Sobota, 23 listopada 2024

imieniny: Adeli, Klemensa, Orestesa

RSS

Kto wyrywa krzyż z żołnierskiej mogiły?

23.07.2018 07:00 | 3 komentarze | art

- Ktoś ciągle niszczy mogiłę poległych żołnierzy. Może trzeba sprawę nagłośnić, żeby się to skończyło? To przecież ohydny przejaw wandalizmu – zadzwoniła do naszej redakcji Wiesława Parma z Bełsznicy.

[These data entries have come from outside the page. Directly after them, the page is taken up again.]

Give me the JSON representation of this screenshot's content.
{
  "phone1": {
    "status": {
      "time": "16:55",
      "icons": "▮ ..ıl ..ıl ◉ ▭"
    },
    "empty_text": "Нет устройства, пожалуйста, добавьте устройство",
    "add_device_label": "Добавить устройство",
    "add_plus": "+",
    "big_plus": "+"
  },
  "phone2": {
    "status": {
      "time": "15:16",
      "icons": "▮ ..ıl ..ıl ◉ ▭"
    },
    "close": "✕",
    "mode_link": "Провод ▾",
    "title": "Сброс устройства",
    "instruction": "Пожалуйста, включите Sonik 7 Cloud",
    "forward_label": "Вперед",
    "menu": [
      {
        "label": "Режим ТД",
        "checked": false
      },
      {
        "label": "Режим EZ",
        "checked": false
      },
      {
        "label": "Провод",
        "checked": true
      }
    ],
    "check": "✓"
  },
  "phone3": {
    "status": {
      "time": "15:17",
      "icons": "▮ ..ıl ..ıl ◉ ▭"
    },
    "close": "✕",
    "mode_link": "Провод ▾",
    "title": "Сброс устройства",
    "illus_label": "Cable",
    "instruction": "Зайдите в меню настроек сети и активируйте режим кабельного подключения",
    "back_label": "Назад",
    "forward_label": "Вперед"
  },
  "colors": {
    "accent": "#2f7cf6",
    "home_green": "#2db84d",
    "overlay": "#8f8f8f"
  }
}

Kto wyrywa krzyż z żołnierskiej mogiły?
Wiesz coś więcej na ten temat? Napisz do nas

Został fundament

Moje przewodniczki zaprowadziły mnie w niepozorne miejsce, znajdujące się nieopodal ruin domu. Zobaczyłem pozostałości ławeczki. Obok rosła niewielka róża. Naokoło pełno dołów, będących najpewniej pozostałościami po wybuchach bomb i pocisków. Kobiety tłumaczyły, że dla miejscowych jest to miejsce pamięci. Tu znajdowała się mogiła żołnierzy, którzy zginęli pod koniec II wojny światowej. Moje przewodniczki wyjaśniały, że obecnie miejsce to regularnie jest dewastowane. Nie wiadomo przez kogo, ani dlaczego. – Niejednokrotnie był tu stawiany krzyż. Niedawno mąż przyniósł tu znicze i kwiaty. Niestety każdy krzyż, który tu stawiamy znika, a kwiaty i znicze są niszczone. Wszystko jest porozrzucane dookoła. Była nawet pamiątkowa tabliczka. Również została usunięta i nie ma po niej śladu. Został tylko betonowy fundament, do którego przytwierdzony był jeden z tych krzyży – pokazuje resztki potłuczonych zniczy pani Wiesia.

Dom kolejarza

Fundament i pierwszy solidny krzyż wykonało kilku mężczyzn z pobliskiego Rogowa. – Chodziło się tu dawniej na spacery. No i z dawnych opowieści wiedzieliśmy, że była tu kiedyś mogiła żołnierzy – mówi Antoni Glenc. Doskonale historię tego miejsca zna Henryk Glenc, 82-letni mieszkaniec Rogowa. – Franke był kolejarzem. Mój starszy brat Józef go znał. Przychodziłem tu z nim, stąd wiem jak ta okolica wyglądała dawniej. Franke miał ogród przy lesie. Po wojnie, mniej więcej w latach 50., wybudował w tym ogrodzie dom i wiatrak, z którego zasilał prądem parę lampek w domu. Twierdził, że kiedyś będzie w tym miejscu całe osiedle. Ale potem się wyprowadził, dom został podpalony przez chuliganów, a sad i okoliczne pola pozarastały i przez to dziś wydaje się, że to środek lasu – opowiada Henryk Glenc. Wspomina, że kiedy jeszcze Franke mieszkał pod lasem, to obok jego płotu znajdowała się mogiła. – Taka 2 metry na 2 metry. Była otoczona cegłą, zadbana. Na mogile znajdował się metrowy krzyż, rosły kwiaty. Myślę, że to Franke dbał o to miejsce – wspomina Henryk.